L. 45. So die bluomen uz dem Grase dringent

    Wenn die Blumen aus dem Grase dringen,
Gleich als lachten sie empor zur Sonne,
Morgens früh an einem Tag im Mai,
   Und die Vögel lieblich dazu singen
Ihre schönsten Weisen – welche Wonne
Meinet ihr, daß dieser ähnlich sei?
   Ach, man glaubt sich halb im Himmelreiche;
Soll ichs sagen, was ich dem vergleiche,
Wohl! so sag ich, was mein Aug erquickt
Heut und immerdar, wenn ichs erblickt.
    Denkt: ein schönes Edelfräulein schritte
Reich- und feingeschmückt die Straße nieder,
Daß sie unterm Volke sich ergeht,
   Fröhlich in der Dienerinnen Mitte.
Züchtig blickt sie um sich hin und wieder,
Wie die Sonne neben Sternen steht.
   Ach, der Mai mit allen Wundergaben
Kann doch nichts so wonnigliches haben,
Als ihr süßer Leib – mit leichtem Sinn
Gäb ich alle Blumen für sie hin.

    Wollt ihr, ob ich Wahrheit künde, schauen?

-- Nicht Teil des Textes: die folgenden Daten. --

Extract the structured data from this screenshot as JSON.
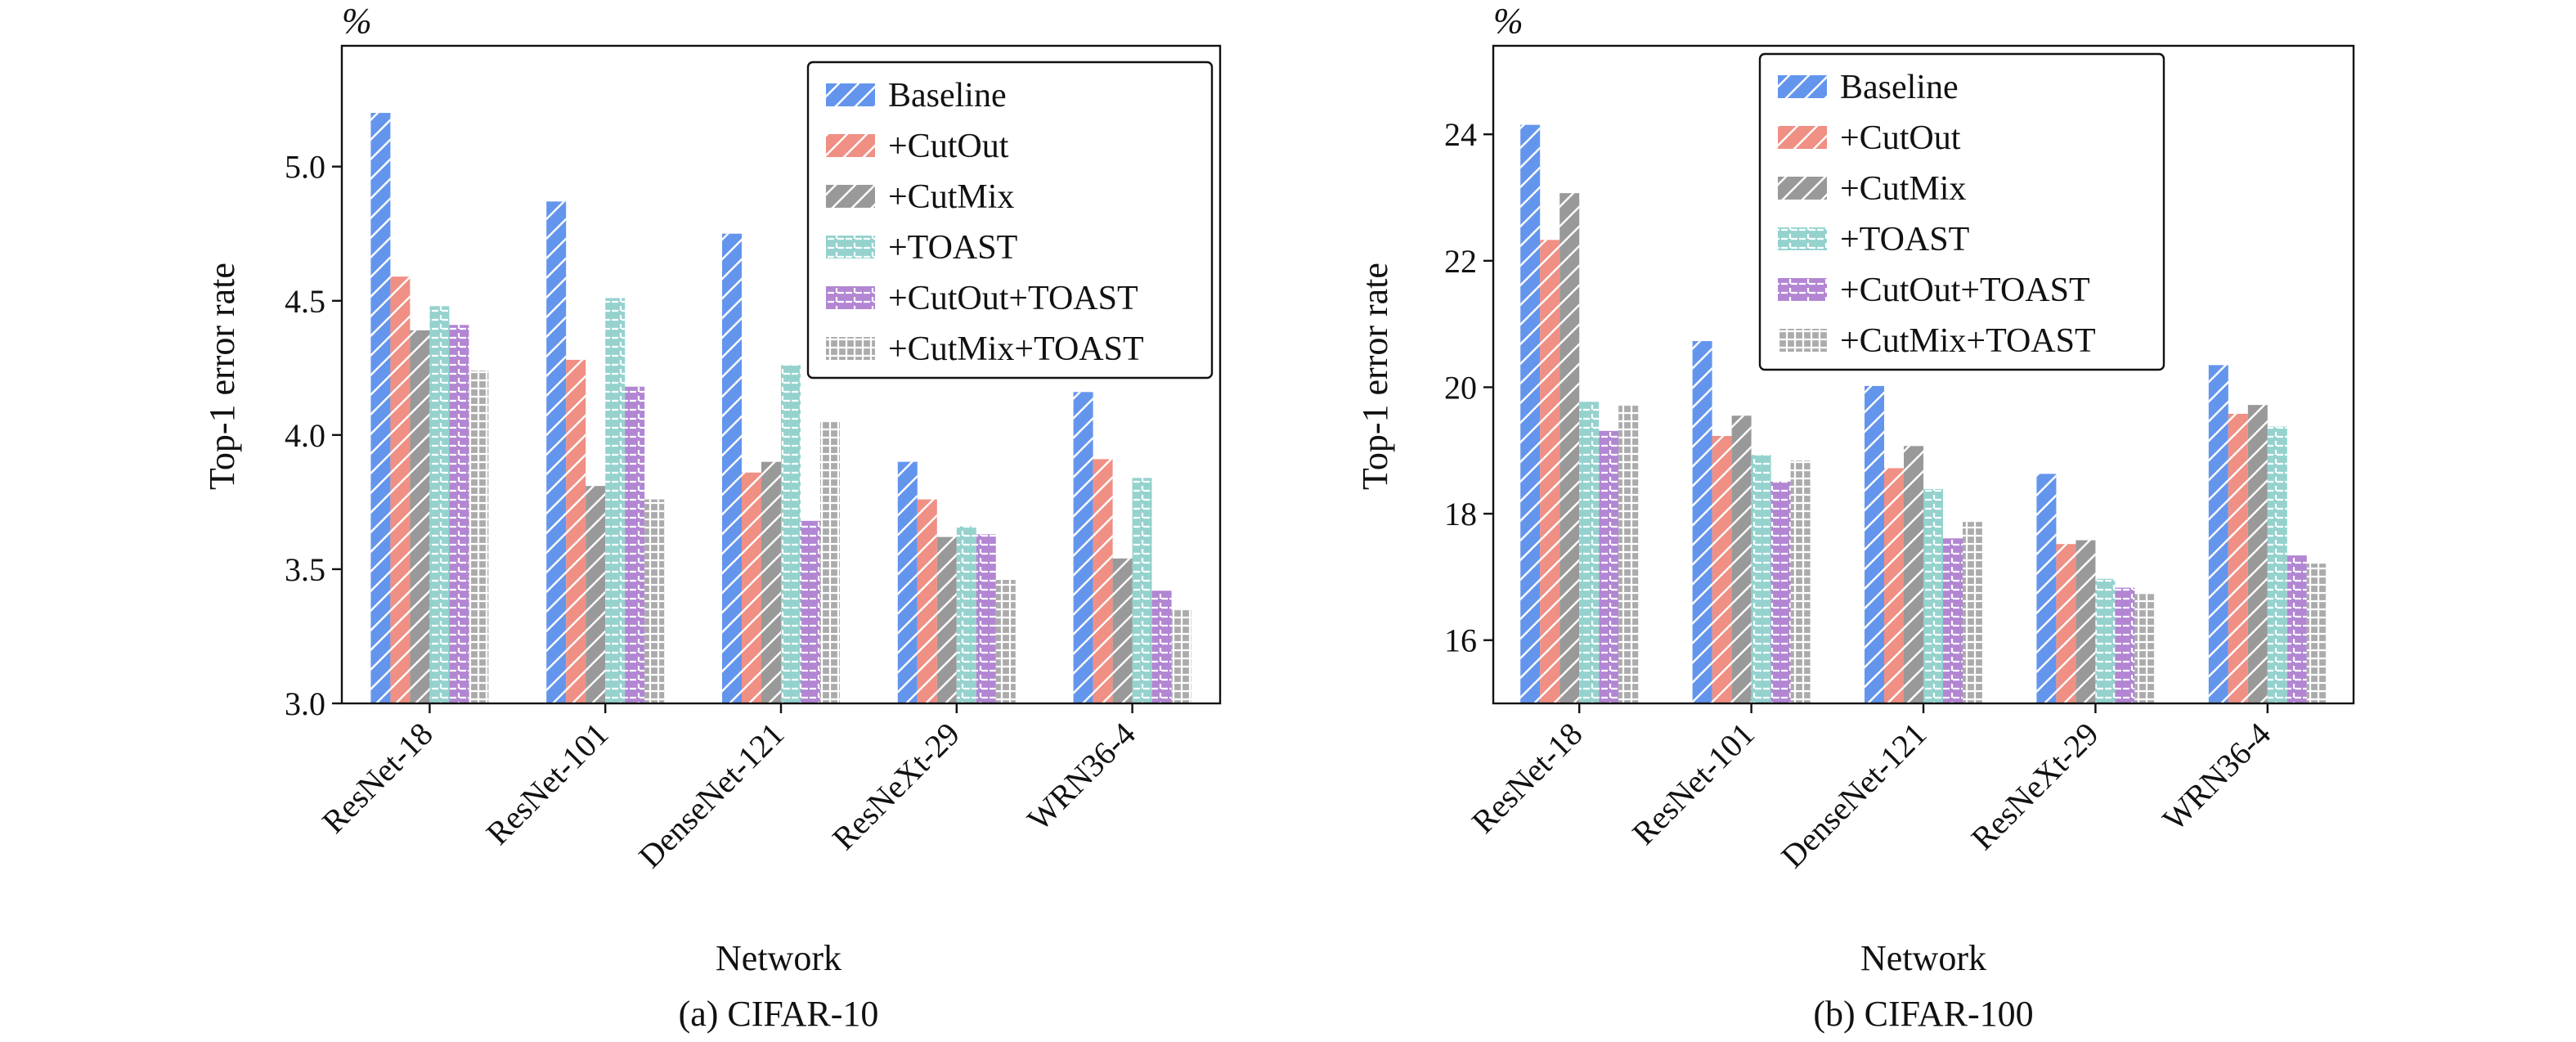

Kommt zum Mai, wenn festlich er gekleidet
Einzug hält mit seinem ganzen Troß!
   Schaut ihn an und schaut die edeln Frauen!
Sagt, für wen der Sieg sich nun entscheidet,
Sagt, ob ich kein bessres Spiel genoß –?
   Ja, und wenn mich einer wählen hieße,
Daß ich eines hier fürs andre ließe –
Rasch entschied ich mich: Eh nicht der Mai
März wird, geb ich nicht die Herrin frei!